O presidente do Banco Central, Henrique Meirelles, reafirmou nesta quarta-feira (24) que a instituição agiu de forma correta no processo de recuperação do Banco Panamericano, de propriedade do Grupo Silvio Santos.

O banco teve de ser socorrido com um empréstimo de R$ 2,5 bilhões Fundo Garantidor de Crédito, entidade privada mantido pelos bancos como prevenção os correntistas, poupadores e investidores, depois que o próprio BC detectou fraude nos balanços internos.

O banco mantinha em seus balanços carteiras de crédito (direito de receber pagamento de empréstimos) já vendidas a outras instituições financeiras.

– A área de supervisão do Banco Central agiu a tempo e a hora, identificou a inconsistência nos registros contábeis, determinou aos responsáveis legais a imediata recomposição da situação, solução foi implementada sem prejudicar os depositantes, investidores. Não houve crise bancária e danos a outras instituições financeiras. Não houve dispêndio [quando o governo precisa colocar dinheiro] de recursos públicos e a atuação do BC ocorreu em prazos regulamentares.

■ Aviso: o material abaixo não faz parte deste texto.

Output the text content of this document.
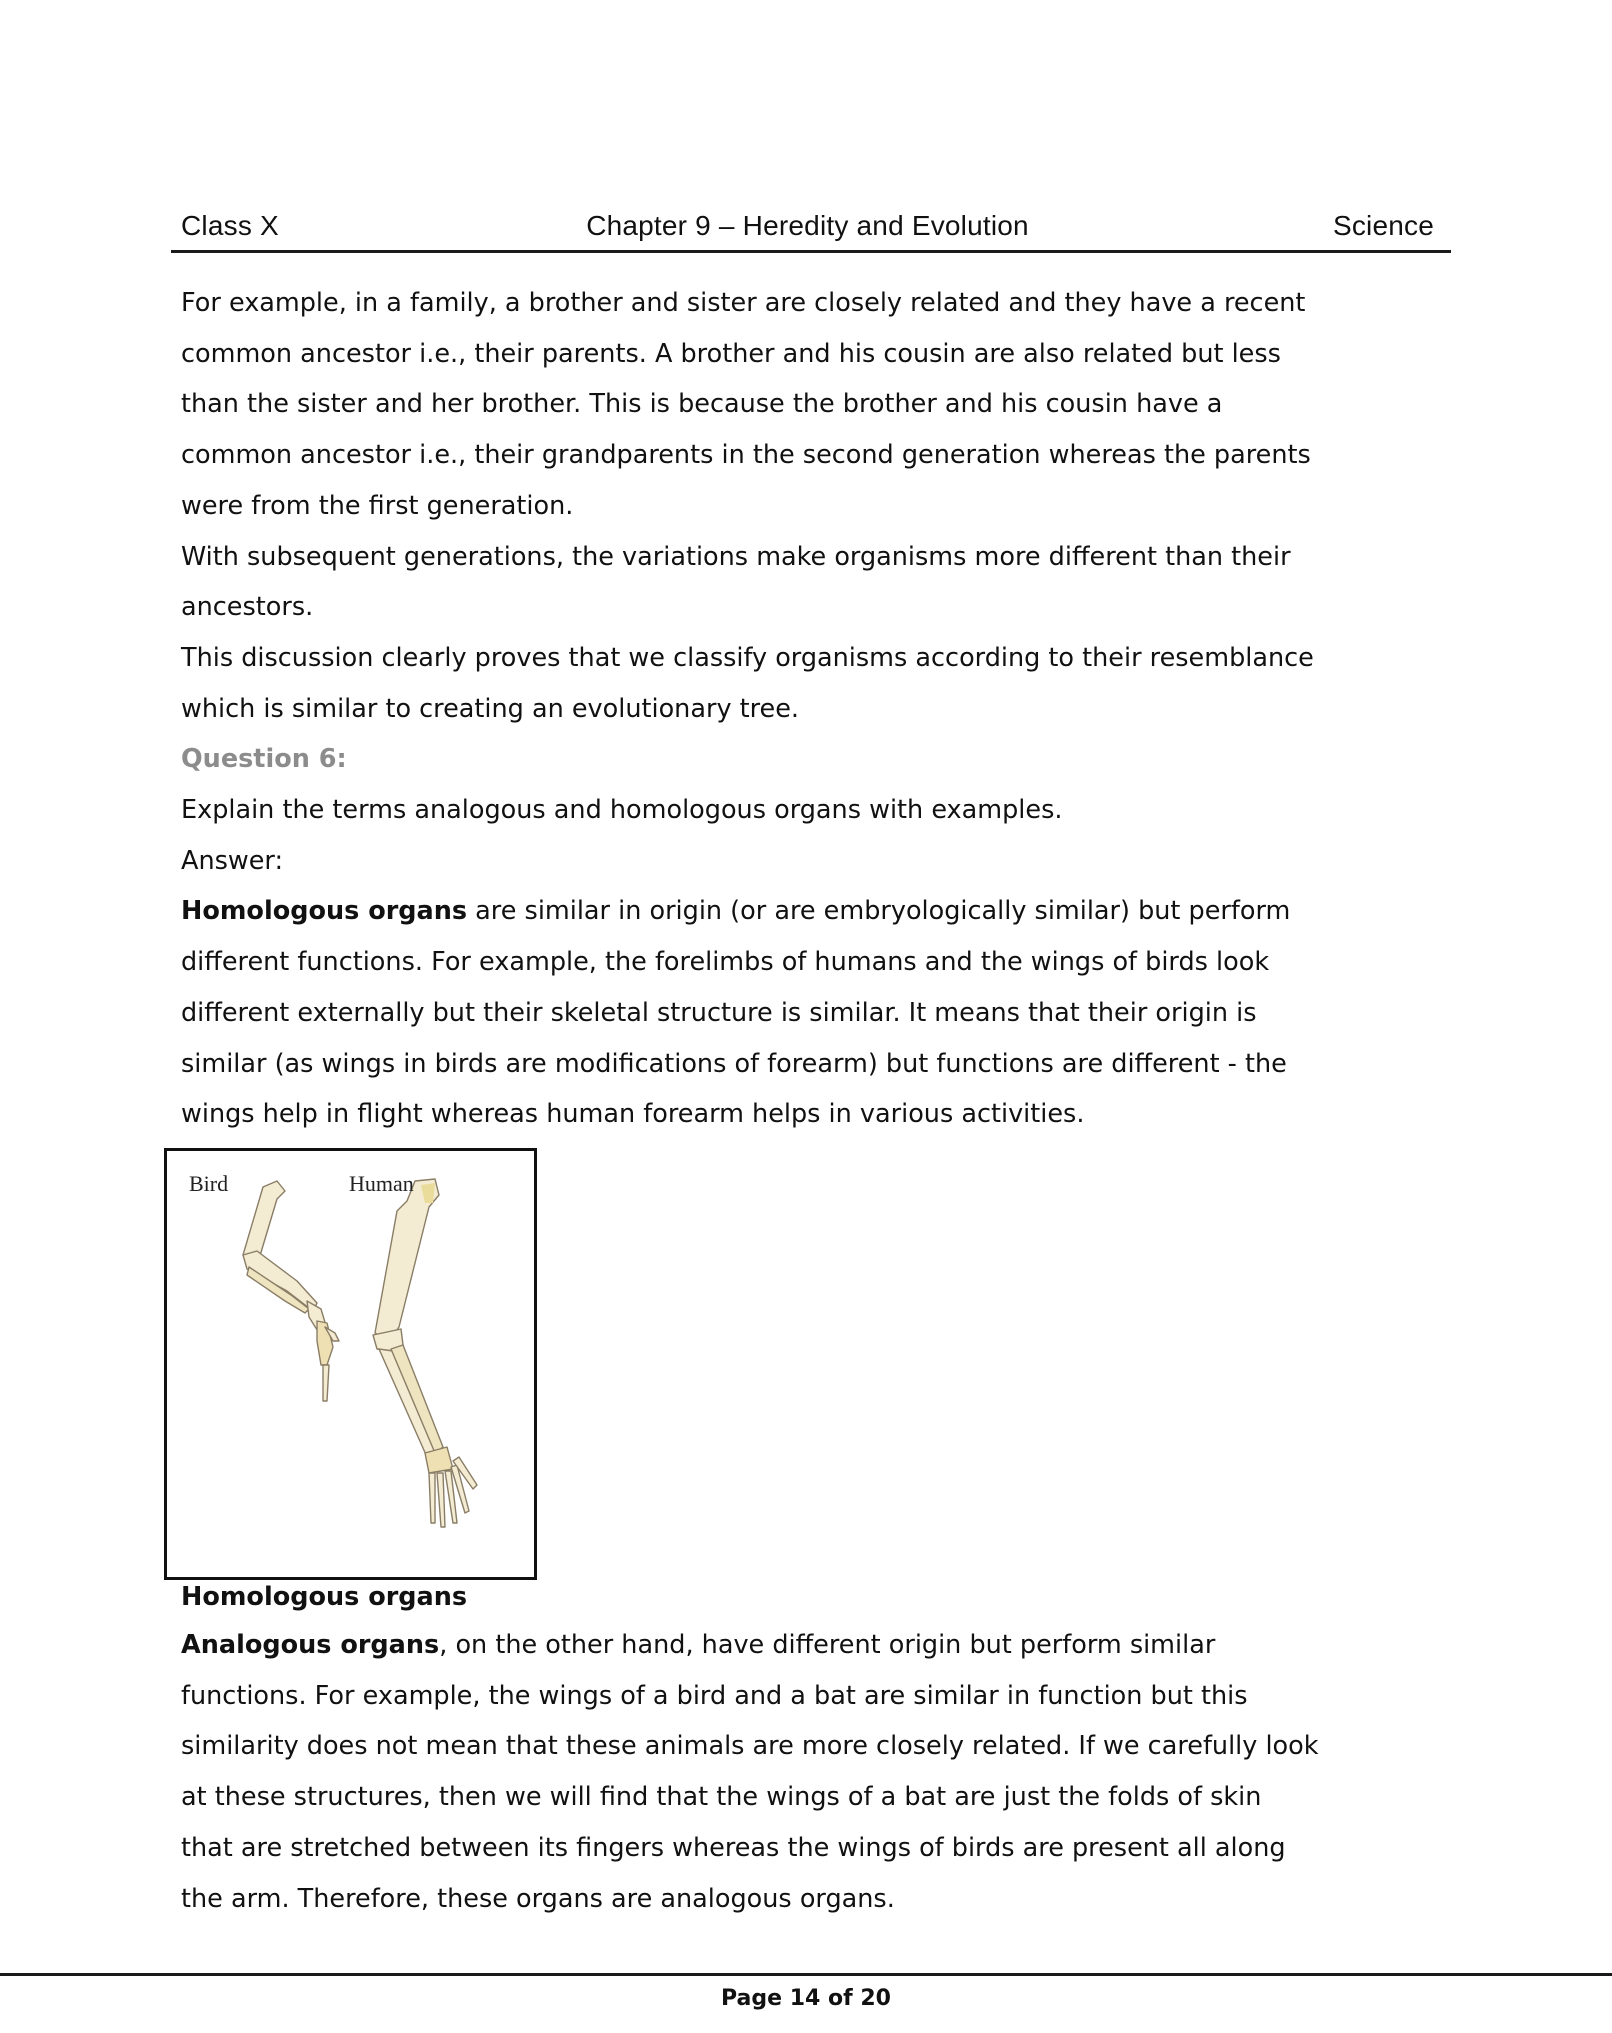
Class X	Chapter 9 – Heredity and Evolution	Science

For example, in a family, a brother and sister are closely related and they have a recent

common ancestor i.e., their parents. A brother and his cousin are also related but less

than the sister and her brother. This is because the brother and his cousin have a

common ancestor i.e., their grandparents in the second generation whereas the parents

were from the first generation.

With subsequent generations, the variations make organisms more different than their

ancestors.

This discussion clearly proves that we classify organisms according to their resemblance

which is similar to creating an evolutionary tree.

Question 6:

Explain the terms analogous and homologous organs with examples.

Answer:

Homologous organs are similar in origin (or are embryologically similar) but perform

different functions. For example, the forelimbs of humans and the wings of birds look

different externally but their skeletal structure is similar. It means that their origin is

similar (as wings in birds are modifications of forearm) but functions are different - the

wings help in flight whereas human forearm helps in various activities.

Bird	Human
Homologous organs

Analogous organs, on the other hand, have different origin but perform similar

functions. For example, the wings of a bird and a bat are similar in function but this

similarity does not mean that these animals are more closely related. If we carefully look

at these structures, then we will find that the wings of a bat are just the folds of skin

that are stretched between its fingers whereas the wings of birds are present all along

the arm. Therefore, these organs are analogous organs.

Page 14 of 20
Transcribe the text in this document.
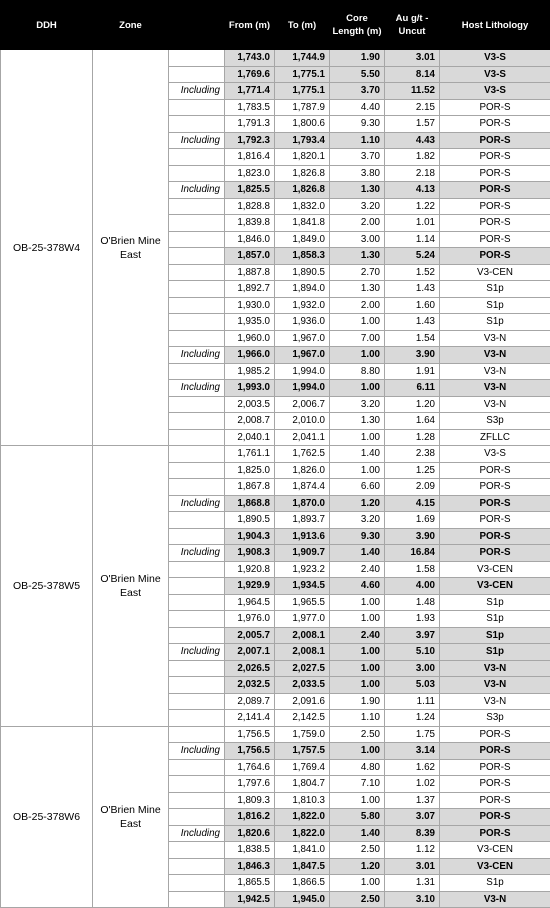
DDH	Zone		From (m)	To (m)	Core Length (m)	Au g/t - Uncut	Host Lithology
OB-25-378W4	O'Brien Mine East		1,743.0	1,744.9	1.90	3.01	V3-S
			1,769.6	1,775.1	5.50	8.14	V3-S
		Including	1,771.4	1,775.1	3.70	11.52	V3-S
			1,783.5	1,787.9	4.40	2.15	POR-S
			1,791.3	1,800.6	9.30	1.57	POR-S
		Including	1,792.3	1,793.4	1.10	4.43	POR-S
			1,816.4	1,820.1	3.70	1.82	POR-S
			1,823.0	1,826.8	3.80	2.18	POR-S
		Including	1,825.5	1,826.8	1.30	4.13	POR-S
			1,828.8	1,832.0	3.20	1.22	POR-S
			1,839.8	1,841.8	2.00	1.01	POR-S
			1,846.0	1,849.0	3.00	1.14	POR-S
			1,857.0	1,858.3	1.30	5.24	POR-S
			1,887.8	1,890.5	2.70	1.52	V3-CEN
			1,892.7	1,894.0	1.30	1.43	S1p
			1,930.0	1,932.0	2.00	1.60	S1p
			1,935.0	1,936.0	1.00	1.43	S1p
			1,960.0	1,967.0	7.00	1.54	V3-N
		Including	1,966.0	1,967.0	1.00	3.90	V3-N
			1,985.2	1,994.0	8.80	1.91	V3-N
		Including	1,993.0	1,994.0	1.00	6.11	V3-N
			2,003.5	2,006.7	3.20	1.20	V3-N
			2,008.7	2,010.0	1.30	1.64	S3p
			2,040.1	2,041.1	1.00	1.28	ZFLLC
OB-25-378W5	O'Brien Mine East		1,761.1	1,762.5	1.40	2.38	V3-S
			1,825.0	1,826.0	1.00	1.25	POR-S
			1,867.8	1,874.4	6.60	2.09	POR-S
		Including	1,868.8	1,870.0	1.20	4.15	POR-S
			1,890.5	1,893.7	3.20	1.69	POR-S
			1,904.3	1,913.6	9.30	3.90	POR-S
		Including	1,908.3	1,909.7	1.40	16.84	POR-S
			1,920.8	1,923.2	2.40	1.58	V3-CEN
			1,929.9	1,934.5	4.60	4.00	V3-CEN
			1,964.5	1,965.5	1.00	1.48	S1p
			1,976.0	1,977.0	1.00	1.93	S1p
			2,005.7	2,008.1	2.40	3.97	S1p
		Including	2,007.1	2,008.1	1.00	5.10	S1p
			2,026.5	2,027.5	1.00	3.00	V3-N
			2,032.5	2,033.5	1.00	5.03	V3-N
			2,089.7	2,091.6	1.90	1.11	V3-N
			2,141.4	2,142.5	1.10	1.24	S3p
OB-25-378W6	O'Brien Mine East		1,756.5	1,759.0	2.50	1.75	POR-S
		Including	1,756.5	1,757.5	1.00	3.14	POR-S
			1,764.6	1,769.4	4.80	1.62	POR-S
			1,797.6	1,804.7	7.10	1.02	POR-S
			1,809.3	1,810.3	1.00	1.37	POR-S
			1,816.2	1,822.0	5.80	3.07	POR-S
		Including	1,820.6	1,822.0	1.40	8.39	POR-S
			1,838.5	1,841.0	2.50	1.12	V3-CEN
			1,846.3	1,847.5	1.20	3.01	V3-CEN
			1,865.5	1,866.5	1.00	1.31	S1p
			1,942.5	1,945.0	2.50	3.10	V3-N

Na tarde desta quarta-feira Meirelles presta esclarecimentos sobre o episódio no Senado ao lado da presidente da Caixa Econômica Federal, Maria Fernanda Ramos Coelho.

Ela também defendeu o processo de compra das ações do Panamericano, realizada no ano passado, antes de verificado o rombo no caixa do banco. Meirelles citou resoluções do BC que desobrigam o banco de realizar auditorias para verificar os balanços internos dos bancos privados.

Na sabatina, os senadores questionaram se houve interferência política na compra do banco, já que Silvio Santos havia se reunido com o presidente Lula no final de setembro, antes das eleições, quando o caso não havia sido revelado. A presidente da Caixa afirmou desconhecer sobre o conteúdo da conversa entre Lula e Silvio Santos, que já negaram ter tratado do assunto. A executiva disse ainda que não houve interferência do ex-ministro Luiz Gushiken nas negociações.

Mais cedo, a presidente da Caixa defendeu a aquisição afirmando que o banco tem um plano de negócios em sintonia com a atuação do Panamericano – em oferecer crédito à baixa renda e às micro e pequenas.